First posted July 20, 2007
Posting Eileen Claussen's op-ed piece (below) reminded me that the Pew Center had invited Enron's Ken Lay to join their Business Environmental Leadership Council, which invite he jumped at, Enron was going to make a killing in post-Kyoto cap-and-trade.
That leads me to one of my favorite links in the vault, the transcript of a March 3, 2000 (21 months to the really big bankruptcy filing) roundtable discussion "Domestic Emissions Trading of Greenhouse Gas Credits". Batting lead-off, the Senator from GE's home state, Joltin' Joe Lieberman. More interestingly though (sorry, Joe it's true), batting cleanup, the Enron representative really does come across as "The Smartest Guy in the Room" (that ENE link is kinda funny, in a morbid sort of way)
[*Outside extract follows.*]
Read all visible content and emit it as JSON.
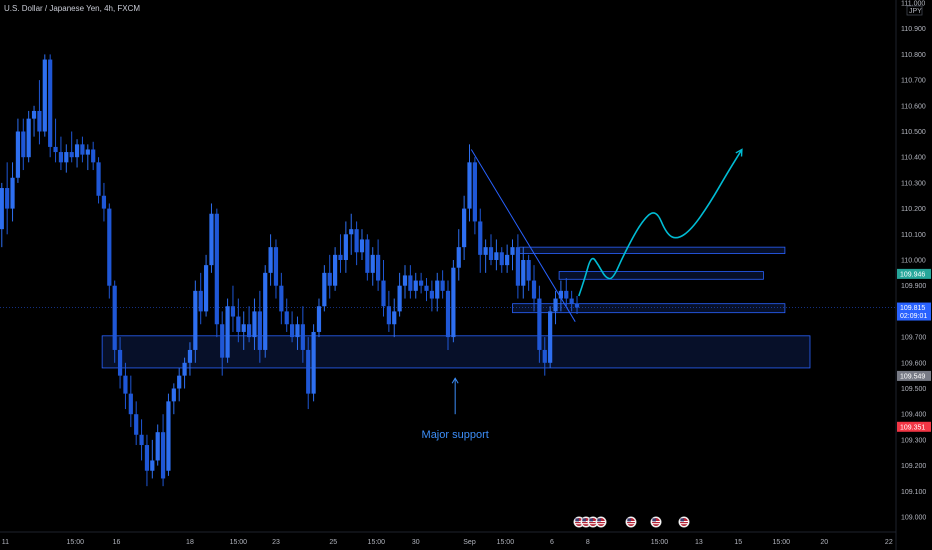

Senator Joseph Lieberman (D-CT)
Dan Lashof, Natural Resources Defense Council
Joe Goffman, Environmental Defense
John Palmisano, Enron Corporation
Jon Naimon, Light Green Advisors
Ray Kopp, Resources for the Future
Sue Gander, Center for Clean Air Policy
John Palmisano, ENE:
MR. PALMISANO: I'll choose to sit and I'll choose to be brief.
Let me make some quick comments on the general subject of early crediting. Sometimes we confuse the words "crediting," "allowance trading," and "emissions trading." In fact, in the PPI paper, "credit" is used when the right word should be "quota," "allowance," or "allocation." Clarity in language is important because credit and allowance systems develop according to different regulatory paths.
Both "credit" trading systems and "quota" trading systems produce very good environmental and economic results, end of story. However, with these programs, we are creating property rights, we are creating money, and that's a fact. The companies that will receive the allocations are going to have an off-book asset, and that is a fact too. That is why care in describing these systems is important we are creating the environmental equivalent of money.
I'd commend everyone to look at the Heinz Center study that was done about two- and-a-half years ago. This study was funded by a variety of different sources and looked at, among other issues, the question of what the potential windfall profits could be for selected companies and sectors. No company today has greenhouse gas credits or quotas on their financial books, to the best of my knowledge. Greenhouse gas quotas will be an off-book asset, so some companies are going to get a windfall financial gain.
Is that a bad thing? I don't think so, because in the long run we're probably going to achieve a good environmental outcome. However, in the short-run, a lot of money on the table certainly attracts lots of people's interest. That's the political reality in the world that I live in. And when you're allocating a $100 billion pie, or in fact, a potentially larger pie than that, even a small slice of that pie is pretty valuable....MUCH MORE (it's a four de force of a pitch)
Man they were set to game that Kyoto sucker.